European colonialism unfolded in an era shaped by emerging human rights norms, Enlightenment ideas, and eventual decolonisation, frequently involving relatively peaceful handovers. This stands in sharp contrast to the Mongols' pyramids of skulls or the recurring cycles of conquest and subjugation across Africa and Asia. The selective focus on the West is not really about history; it is about politics. Blaming Europe serves contemporary agendas: inducing guilt to justify open borders and wealth transfers, excusing governance failures in post-colonial states by attributing everything to "colonial legacy," and undermining Western cultural confidence. Meanwhile, China's treatment of the Uyghurs, Turkey's denial of the Armenian genocide, and the long history of Arab slave trades receive far softer treatment or outright silence.

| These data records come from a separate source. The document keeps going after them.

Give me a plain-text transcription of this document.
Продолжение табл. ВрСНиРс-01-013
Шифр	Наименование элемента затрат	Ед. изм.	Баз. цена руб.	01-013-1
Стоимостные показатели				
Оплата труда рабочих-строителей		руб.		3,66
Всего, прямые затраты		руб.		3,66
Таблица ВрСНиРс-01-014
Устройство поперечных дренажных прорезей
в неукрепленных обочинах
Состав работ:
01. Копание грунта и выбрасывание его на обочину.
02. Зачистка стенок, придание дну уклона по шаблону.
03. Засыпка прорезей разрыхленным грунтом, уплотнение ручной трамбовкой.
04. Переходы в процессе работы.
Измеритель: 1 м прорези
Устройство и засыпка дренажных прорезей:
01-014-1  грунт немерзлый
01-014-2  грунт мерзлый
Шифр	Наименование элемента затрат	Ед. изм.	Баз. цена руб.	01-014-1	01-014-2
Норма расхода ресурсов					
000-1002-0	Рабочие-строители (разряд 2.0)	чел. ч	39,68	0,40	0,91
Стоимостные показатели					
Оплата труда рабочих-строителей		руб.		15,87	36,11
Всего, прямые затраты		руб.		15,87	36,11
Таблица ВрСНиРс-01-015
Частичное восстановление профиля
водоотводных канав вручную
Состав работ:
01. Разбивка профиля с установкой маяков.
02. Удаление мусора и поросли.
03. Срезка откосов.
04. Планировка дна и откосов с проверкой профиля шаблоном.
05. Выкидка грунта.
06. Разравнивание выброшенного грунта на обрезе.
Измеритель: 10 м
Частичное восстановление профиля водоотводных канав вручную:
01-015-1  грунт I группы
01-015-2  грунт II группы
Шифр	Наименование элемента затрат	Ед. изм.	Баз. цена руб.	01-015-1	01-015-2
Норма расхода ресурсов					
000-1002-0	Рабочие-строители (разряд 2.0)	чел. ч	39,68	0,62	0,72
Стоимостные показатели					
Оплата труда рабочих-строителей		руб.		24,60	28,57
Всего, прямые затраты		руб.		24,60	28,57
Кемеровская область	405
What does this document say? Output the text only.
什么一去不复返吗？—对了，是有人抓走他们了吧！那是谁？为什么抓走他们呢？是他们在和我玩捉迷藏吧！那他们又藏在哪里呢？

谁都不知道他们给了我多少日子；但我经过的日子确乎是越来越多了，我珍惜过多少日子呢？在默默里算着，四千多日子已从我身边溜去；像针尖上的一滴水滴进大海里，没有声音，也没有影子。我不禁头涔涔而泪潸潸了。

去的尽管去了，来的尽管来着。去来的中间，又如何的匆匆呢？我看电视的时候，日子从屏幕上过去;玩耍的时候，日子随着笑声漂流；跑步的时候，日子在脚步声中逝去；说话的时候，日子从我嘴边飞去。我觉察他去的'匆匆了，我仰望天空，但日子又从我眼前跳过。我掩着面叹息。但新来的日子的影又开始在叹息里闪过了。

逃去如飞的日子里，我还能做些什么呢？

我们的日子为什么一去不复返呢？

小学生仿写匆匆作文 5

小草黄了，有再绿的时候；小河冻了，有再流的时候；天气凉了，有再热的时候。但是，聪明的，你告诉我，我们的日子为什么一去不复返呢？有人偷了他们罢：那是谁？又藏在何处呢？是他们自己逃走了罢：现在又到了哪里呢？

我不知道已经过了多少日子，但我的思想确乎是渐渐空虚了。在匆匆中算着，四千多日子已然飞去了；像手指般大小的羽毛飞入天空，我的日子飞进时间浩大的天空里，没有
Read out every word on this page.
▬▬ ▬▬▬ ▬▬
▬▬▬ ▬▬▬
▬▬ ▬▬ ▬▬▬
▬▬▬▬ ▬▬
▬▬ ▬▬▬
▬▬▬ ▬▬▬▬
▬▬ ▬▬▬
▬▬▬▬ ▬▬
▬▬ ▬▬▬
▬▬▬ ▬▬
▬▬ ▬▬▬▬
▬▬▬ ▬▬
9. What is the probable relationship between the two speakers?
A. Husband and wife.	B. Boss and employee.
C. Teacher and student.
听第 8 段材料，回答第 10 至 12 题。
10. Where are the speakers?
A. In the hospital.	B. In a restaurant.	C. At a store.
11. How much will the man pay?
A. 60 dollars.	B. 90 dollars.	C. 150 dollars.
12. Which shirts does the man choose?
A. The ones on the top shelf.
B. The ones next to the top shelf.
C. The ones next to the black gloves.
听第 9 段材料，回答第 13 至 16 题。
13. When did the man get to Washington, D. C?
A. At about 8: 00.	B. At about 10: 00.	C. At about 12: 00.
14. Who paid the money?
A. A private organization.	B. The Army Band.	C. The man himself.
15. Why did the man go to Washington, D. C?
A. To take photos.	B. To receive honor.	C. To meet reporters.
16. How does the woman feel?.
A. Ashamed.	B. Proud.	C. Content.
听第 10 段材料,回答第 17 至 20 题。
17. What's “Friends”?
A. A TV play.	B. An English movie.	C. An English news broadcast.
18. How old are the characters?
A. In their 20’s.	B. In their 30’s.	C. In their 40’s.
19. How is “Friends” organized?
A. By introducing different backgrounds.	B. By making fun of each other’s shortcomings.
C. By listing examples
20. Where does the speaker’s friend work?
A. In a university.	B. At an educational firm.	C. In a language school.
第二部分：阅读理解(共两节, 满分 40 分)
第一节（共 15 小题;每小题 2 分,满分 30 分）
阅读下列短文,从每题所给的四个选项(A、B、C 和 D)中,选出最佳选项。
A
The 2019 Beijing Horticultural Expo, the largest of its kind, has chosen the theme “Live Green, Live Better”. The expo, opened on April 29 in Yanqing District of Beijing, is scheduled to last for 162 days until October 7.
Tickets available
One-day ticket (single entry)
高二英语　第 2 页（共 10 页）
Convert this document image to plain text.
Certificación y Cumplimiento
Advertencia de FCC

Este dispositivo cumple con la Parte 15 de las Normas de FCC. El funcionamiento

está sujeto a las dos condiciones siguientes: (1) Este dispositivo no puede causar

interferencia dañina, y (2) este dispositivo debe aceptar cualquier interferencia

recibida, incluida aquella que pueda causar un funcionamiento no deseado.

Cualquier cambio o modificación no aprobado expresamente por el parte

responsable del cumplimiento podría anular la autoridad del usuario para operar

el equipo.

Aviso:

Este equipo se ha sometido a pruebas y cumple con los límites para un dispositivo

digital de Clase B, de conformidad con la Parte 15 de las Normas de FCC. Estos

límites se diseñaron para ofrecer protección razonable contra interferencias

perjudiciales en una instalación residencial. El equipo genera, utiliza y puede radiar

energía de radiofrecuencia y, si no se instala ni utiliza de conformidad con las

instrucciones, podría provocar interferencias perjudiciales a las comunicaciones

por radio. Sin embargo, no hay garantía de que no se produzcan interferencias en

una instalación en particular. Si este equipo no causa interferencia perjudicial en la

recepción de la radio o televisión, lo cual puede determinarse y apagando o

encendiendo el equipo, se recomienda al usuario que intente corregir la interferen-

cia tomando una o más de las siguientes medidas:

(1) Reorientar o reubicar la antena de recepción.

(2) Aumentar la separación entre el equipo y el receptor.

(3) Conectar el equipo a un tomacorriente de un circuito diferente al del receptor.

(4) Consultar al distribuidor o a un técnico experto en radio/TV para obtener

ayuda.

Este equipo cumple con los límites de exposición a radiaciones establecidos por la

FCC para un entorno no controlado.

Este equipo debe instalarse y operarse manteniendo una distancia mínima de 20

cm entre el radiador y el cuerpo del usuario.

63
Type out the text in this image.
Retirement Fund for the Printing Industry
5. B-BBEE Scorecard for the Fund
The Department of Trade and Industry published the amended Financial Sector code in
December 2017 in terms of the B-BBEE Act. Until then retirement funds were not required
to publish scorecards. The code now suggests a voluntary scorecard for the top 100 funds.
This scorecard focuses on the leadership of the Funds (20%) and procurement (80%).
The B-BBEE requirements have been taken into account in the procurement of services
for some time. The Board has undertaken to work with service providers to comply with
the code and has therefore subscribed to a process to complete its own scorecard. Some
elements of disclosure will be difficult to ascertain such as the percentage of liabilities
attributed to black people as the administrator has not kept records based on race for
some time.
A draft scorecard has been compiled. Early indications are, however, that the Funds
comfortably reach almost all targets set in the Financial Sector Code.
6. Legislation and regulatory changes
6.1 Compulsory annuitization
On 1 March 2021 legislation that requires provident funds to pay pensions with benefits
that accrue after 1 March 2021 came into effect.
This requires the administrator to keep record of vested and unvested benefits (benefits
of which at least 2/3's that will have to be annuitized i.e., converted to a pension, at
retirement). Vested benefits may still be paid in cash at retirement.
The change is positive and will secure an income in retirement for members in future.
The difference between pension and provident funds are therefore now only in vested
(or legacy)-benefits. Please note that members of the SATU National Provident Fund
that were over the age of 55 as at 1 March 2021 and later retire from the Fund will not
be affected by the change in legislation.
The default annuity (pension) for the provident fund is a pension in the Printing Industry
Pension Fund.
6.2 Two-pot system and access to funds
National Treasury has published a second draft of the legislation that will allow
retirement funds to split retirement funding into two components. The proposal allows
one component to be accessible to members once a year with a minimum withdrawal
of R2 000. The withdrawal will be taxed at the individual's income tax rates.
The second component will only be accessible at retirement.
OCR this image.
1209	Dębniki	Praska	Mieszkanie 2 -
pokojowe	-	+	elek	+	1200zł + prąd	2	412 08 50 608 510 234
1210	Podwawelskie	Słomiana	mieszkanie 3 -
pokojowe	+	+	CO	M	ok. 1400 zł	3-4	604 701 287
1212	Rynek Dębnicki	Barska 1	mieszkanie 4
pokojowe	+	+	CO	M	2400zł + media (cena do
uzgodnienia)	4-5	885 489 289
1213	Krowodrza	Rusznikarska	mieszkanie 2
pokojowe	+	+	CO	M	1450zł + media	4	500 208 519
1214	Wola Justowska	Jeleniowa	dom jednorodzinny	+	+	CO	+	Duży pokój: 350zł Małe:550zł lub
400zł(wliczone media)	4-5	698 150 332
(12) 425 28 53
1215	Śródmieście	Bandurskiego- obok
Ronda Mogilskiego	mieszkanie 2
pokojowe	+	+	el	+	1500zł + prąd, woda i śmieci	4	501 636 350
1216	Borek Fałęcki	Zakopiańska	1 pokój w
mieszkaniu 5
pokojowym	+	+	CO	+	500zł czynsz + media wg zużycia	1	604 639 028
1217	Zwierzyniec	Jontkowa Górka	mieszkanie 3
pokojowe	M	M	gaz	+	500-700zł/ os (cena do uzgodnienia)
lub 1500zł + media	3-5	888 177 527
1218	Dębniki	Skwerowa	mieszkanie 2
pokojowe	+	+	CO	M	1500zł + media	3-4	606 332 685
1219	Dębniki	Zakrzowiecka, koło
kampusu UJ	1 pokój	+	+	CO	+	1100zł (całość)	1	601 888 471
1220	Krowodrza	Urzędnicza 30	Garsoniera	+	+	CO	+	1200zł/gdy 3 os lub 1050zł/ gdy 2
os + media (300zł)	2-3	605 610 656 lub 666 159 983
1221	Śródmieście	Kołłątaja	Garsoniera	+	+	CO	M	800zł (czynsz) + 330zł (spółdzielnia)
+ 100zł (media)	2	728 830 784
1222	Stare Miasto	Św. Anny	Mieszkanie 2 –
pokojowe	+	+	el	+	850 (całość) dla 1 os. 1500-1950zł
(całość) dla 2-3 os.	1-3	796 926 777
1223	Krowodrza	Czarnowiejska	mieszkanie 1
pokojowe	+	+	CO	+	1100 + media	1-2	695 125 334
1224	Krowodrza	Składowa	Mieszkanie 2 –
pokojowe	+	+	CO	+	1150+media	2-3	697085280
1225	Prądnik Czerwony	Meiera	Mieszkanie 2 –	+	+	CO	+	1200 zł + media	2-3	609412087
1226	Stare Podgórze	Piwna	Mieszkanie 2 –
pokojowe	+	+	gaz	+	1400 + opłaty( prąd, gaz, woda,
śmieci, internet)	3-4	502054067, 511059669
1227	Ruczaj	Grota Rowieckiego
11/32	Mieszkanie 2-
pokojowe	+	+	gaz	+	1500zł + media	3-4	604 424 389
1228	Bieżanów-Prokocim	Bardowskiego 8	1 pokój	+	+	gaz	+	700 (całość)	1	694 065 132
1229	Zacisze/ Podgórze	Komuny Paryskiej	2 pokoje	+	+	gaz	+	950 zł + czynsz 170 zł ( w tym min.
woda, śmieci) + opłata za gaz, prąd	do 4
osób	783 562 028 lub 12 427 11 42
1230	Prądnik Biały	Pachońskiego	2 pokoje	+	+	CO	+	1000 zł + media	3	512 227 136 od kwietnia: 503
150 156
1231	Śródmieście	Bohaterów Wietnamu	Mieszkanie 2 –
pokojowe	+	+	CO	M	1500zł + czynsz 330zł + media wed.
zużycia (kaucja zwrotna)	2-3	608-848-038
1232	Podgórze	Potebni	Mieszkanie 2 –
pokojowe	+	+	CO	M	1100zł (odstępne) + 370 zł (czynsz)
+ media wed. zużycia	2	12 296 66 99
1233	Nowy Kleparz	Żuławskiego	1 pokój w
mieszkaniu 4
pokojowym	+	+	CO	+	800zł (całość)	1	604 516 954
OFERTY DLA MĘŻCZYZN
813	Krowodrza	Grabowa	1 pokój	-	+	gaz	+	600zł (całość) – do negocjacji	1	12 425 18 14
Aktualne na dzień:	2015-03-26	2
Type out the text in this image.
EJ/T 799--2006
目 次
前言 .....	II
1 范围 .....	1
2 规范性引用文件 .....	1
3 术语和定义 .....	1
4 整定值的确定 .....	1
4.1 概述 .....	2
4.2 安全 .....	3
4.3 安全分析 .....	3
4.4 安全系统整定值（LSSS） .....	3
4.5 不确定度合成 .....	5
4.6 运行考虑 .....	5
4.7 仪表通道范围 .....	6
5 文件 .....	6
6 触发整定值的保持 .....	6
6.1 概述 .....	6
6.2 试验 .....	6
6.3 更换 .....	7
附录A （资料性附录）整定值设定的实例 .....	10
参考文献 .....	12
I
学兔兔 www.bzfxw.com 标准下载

Every civilisation built empires when it possessed the strength to do so. The crucial difference is that the West industrialised, spread literacy and science, and largely withdrew from formal empire after World War II. Today it is told to atone endlessly while others face no comparable reckoning. Intellectual honesty requires consistency. If empire represents a universal human failing, then all should be judged by the same standard. The selective outrage directed only at the West reveals far more about current ideological fashions than about the actual past. Empires were harsh everywhere, but the West left better records, superior infrastructure in many places, and a culture genuinely willing to confront its mistakes. That is not something to apologise for: it is something to defend!